No one factor was attributed to Tuesday's wild selling, but experts said that margin calls helped build on the market's downward momentum.
"Margin calls tend to precipitate a sell-off, and you've got to figure that part of this action today was due to the initial thrust of the margin calls' feeding the selling," said Vince Farrell, chief investment officer at Spears Benzak Salomon & Farrell.
At one point Tuesday, the Dow Jones industrial average fell nearly 500 points before recovering to narrow the loss to about 46 points, while the technology-heavy Nasdaq composite index clawed back from a loss of more than 570 points to finish the day down 73 points. Experts said that as people received margin calls throughout the day, some panic selling ensued.

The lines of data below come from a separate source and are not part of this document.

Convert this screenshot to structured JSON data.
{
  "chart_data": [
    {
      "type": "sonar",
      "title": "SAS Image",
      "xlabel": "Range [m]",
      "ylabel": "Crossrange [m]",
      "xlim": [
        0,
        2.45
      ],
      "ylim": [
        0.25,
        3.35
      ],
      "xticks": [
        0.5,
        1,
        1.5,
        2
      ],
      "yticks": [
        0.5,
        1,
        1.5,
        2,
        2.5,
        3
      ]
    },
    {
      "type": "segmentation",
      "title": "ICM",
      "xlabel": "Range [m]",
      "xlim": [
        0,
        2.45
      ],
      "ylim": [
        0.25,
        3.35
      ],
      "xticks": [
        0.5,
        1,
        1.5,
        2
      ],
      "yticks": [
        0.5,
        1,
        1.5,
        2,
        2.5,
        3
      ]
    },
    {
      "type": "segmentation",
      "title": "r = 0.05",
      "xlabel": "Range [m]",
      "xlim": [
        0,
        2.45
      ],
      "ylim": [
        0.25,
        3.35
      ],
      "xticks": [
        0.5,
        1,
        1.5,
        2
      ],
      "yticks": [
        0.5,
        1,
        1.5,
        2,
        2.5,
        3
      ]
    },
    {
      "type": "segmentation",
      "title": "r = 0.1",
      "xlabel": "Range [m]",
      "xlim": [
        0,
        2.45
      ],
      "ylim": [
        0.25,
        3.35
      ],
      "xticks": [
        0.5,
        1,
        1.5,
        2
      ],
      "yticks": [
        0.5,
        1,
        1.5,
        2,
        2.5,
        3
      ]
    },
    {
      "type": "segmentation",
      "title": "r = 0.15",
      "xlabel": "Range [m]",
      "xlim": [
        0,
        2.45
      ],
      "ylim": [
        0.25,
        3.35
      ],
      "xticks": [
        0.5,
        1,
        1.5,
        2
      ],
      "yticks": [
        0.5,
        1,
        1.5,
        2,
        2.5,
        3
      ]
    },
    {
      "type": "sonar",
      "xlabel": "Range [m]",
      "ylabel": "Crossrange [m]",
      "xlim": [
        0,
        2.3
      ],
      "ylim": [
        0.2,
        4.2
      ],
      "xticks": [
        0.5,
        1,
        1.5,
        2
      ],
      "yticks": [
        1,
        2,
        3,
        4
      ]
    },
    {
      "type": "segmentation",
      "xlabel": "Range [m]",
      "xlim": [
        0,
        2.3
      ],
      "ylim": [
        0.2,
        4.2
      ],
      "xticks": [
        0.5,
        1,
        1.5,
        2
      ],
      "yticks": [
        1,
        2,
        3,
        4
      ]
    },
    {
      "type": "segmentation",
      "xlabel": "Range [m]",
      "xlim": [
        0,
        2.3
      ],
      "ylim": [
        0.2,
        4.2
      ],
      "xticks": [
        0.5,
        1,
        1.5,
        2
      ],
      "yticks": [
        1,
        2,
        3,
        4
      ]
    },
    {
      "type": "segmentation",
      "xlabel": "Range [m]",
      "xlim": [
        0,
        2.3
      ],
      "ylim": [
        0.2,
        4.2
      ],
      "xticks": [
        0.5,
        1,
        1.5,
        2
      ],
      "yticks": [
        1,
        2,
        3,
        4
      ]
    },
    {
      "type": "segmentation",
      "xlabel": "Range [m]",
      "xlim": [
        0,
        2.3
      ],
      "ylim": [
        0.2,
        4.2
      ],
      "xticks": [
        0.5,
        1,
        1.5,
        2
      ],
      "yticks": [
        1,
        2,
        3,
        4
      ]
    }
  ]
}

"There are a lot of people who are tremendously overextended and we're now getting down to a level to where these margin calls are massive," William Sullivan, a senior vice president and economist with Morgan Stanley Dean Witter, said at the height of Tuesday's sell-off. "The calls are going out right now."
Depending on the brokerage, investors may be able to borrow an amount equal to the value of the securities they hold. Each brokerage sets a minimum equity requirement, below which an investor's account cannot drop. If the equity level does dip beneath a certain point, the brokerage can place a margin call.
Regulators at the Securities and Exchange Commission have expressed concern about the practice of buying on margin, saying it can create a bubble in the market.
Several brokerages said Tuesday they were seeing an increase in margin calls to their leveraged clients.
"When the market goes down dramatically, you're going to have more margin calls, and this is definitely one of the higher days," said Mike Dunn, a spokesman for Datek Online Holdings Corp.
He said "well under a quarter" of the firm's nearly half-million customers have margin accounts. "Some days are in the hundreds; others in the thousands," he said of the number of calls that go out.
Another discount brokerage, DLJ Direct (DLJ: Research, Estimates), also said it was seeing an increase in margin calls. Firm spokeswoman Linda Finnerty said that like other brokerages DLJ Direct has a list of stocks that cannot be purchased on margin because they are highly volatile. Such stocks include some Internet shares or recent initial public offerings.
"We have a very conservative margin policy," she said.
A spokeswoman for Merrill Lynch, Susan Thomson, said that over the past few trading days, "we've seen a slight increase in margin activity."
But "the vast majority of Merrill Lynch clients are capitalized well beyond their margin requirements," she said.
The firm has not made any adjustments to its margin requirements. "We're comfortable in our position and we're going to have to see what tomorrow brings," she said.
Meanwhile, shares of brokerage firms including Charles Schwab (SCH: Research, Estimates), the leading online broker, slipped 7-5/16 to 49-5/8 on the day, and E*Trade Group Inc. (EGRP: Research, Estimates) lost 3-1/16 to 24-3/8 amid investor jitters that brokerages could be saddled with losses from investors who fail to repay their loans.
For some investors who buy on margin, especially inexperienced traders, this wild trading may mark the first time they've seen the downside of leveraged buying, experts said.
"The margin debt situation speaks to the effect of where people who bought in on margin expected stocks to go only one way - up," said Joe Battipaglia, chief market strategist at Gruntal & Co. "When the market starts to sell off, those are the people that are affected the most."